この周波数シフト現象を使って導電性異物の存在を検出する場合、検出感度が共振コンデンサ(C)および送電コイルのインダクタンス(L)の部品許容誤差との直接的なトレードオフになる可能性があることに注意してください。LとCのそれぞれの値の標準的な初期許容誤差が5%の場合、この周波数制限値は、異物検出の適度な感度と堅牢な送電回路設計のための標準的なLC値から予想される固有周波数より10%高い値に設定される可能性があります。ただし、許容誤差が1%の厳しい値の部品を使うことで、周波数制限値を、検出感度を高くしながら設計の堅牢性を維持するための標準的な予想固有周波数より3%だけ高い値に設定することができます。
電力レベルの柔軟性と性能
抵抗とコンデンサの値を多少変えるだけで、同じアプリケーション回路を大電力充電用の異なる受電ICと組み合わせることができます。

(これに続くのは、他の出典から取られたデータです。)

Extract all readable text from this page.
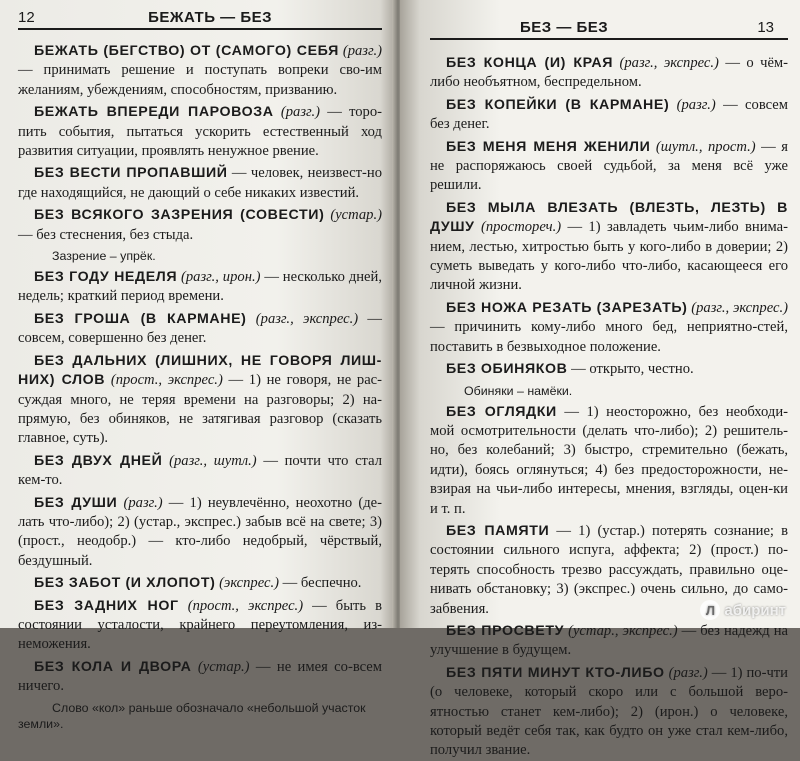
12	БЕЖАТЬ — БЕЗ

БЕЖАТЬ (БЕГСТВО) ОТ (САМОГО) СЕБЯ (разг.) — принимать решение и поступать вопреки сво-им желаниям, убеждениям, способностям, призванию.

БЕЖАТЬ ВПЕРЕДИ ПАРОВОЗА (разг.) — торо-пить события, пытаться ускорить естественный ход развития ситуации, проявлять ненужное рвение.

БЕЗ ВЕСТИ ПРОПАВШИЙ — человек, неизвест-но где находящийся, не дающий о себе никаких известий.

БЕЗ ВСЯКОГО ЗАЗРЕНИЯ (СОВЕСТИ) (устар.) — без стеснения, без стыда.

Зазрение – упрёк.

БЕЗ ГОДУ НЕДЕЛЯ (разг., ирон.) — несколько дней, недель; краткий период времени.

БЕЗ ГРОША (В КАРМАНЕ) (разг., экспрес.) — совсем, совершенно без денег.

БЕЗ ДАЛЬНИХ (ЛИШНИХ, НЕ ГОВОРЯ ЛИШ-НИХ) СЛОВ (прост., экспрес.) — 1) не говоря, не рас-суждая много, не теряя времени на разговоры; 2) на-прямую, без обиняков, не затягивая разговор (сказать главное, суть).

БЕЗ ДВУХ ДНЕЙ (разг., шутл.) — почти что стал кем-то.

БЕЗ ДУШИ (разг.) — 1) неувлечённо, неохотно (де-лать что-либо); 2) (устар., экспрес.) забыв всё на свете; 3) (прост., неодобр.) — кто-либо недобрый, чёрствый, бездушный.

БЕЗ ЗАБОТ (И ХЛОПОТ) (экспрес.) — беспечно.

БЕЗ ЗАДНИХ НОГ (прост., экспрес.) — быть в состоянии усталости, крайнего переутомления, из-неможения.

БЕЗ КОЛА И ДВОРА (устар.) — не имея со-всем ничего.

Слово «кол» раньше обозначало «небольшой участок земли».

БЕЗ — БЕЗ	13

БЕЗ КОНЦА (И) КРАЯ (разг., экспрес.) — о чём-либо необъятном, беспредельном.

БЕЗ КОПЕЙКИ (В КАРМАНЕ) (разг.) — совсем без денег.

БЕЗ МЕНЯ МЕНЯ ЖЕНИЛИ (шутл., прост.) — я не распоряжаюсь своей судьбой, за меня всё уже решили.

БЕЗ МЫЛА ВЛЕЗАТЬ (ВЛЕЗТЬ, ЛЕЗТЬ) В ДУШУ (простореч.) — 1) завладеть чьим-либо внима-нием, лестью, хитростью быть у кого-либо в доверии; 2) суметь выведать у кого-либо что-либо, касающееся его личной жизни.

БЕЗ НОЖА РЕЗАТЬ (ЗАРЕЗАТЬ) (разг., экспрес.) — причинить кому-либо много бед, неприятно-стей, поставить в безвыходное положение.

БЕЗ ОБИНЯКОВ — открыто, честно.

Обиняки – намёки.

БЕЗ ОГЛЯДКИ — 1) неосторожно, без необходи-мой осмотрительности (делать что-либо); 2) решитель-но, без колебаний; 3) быстро, стремительно (бежать, идти), боясь оглянуться; 4) без предосторожности, не-взирая на чьи-либо интересы, мнения, взгляды, оцен-ки и т. п.

БЕЗ ПАМЯТИ — 1) (устар.) потерять сознание; в состоянии сильного испуга, аффекта; 2) (прост.) по-терять способность трезво рассуждать, правильно оце-нивать обстановку; 3) (экспрес.) очень сильно, до само-забвения.

БЕЗ ПРОСВЕТУ (устар., экспрес.) — без надежд на улучшение в будущем.

БЕЗ ПЯТИ МИНУТ КТО-ЛИБО (разг.) — 1) по-чти (о человеке, который скоро или с большой веро-ятностью станет кем-либо); 2) (ирон.) о человеке, который ведёт себя так, как будто он уже стал кем-либо, получил звание.

Л абиринт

送電回路の高効率フルブリッジ・ドライバおよび受電回路の高効率降圧スイッチング・トポロジーにより、最大70%の総合システム効率を達成できます。この総合システム効率は、送電回路のDC入力から受電回路のバッテリ出力までを計算したものです。2つのコイルのクオリティ・ファクタおよびこれらの結合は、他の回路実装と同様にシステムの総合効率にとって重要なことに注意してください。
LTC4125のこれらの機能は全て、送電コイルと受電コイルの間で直接情報をやりとりすることなしに行われます。これにより、最大5Wの各種電源要件および、さまざまな物理的なコイル機構に対応する、シンプルなアプリケーション設計が可能になります。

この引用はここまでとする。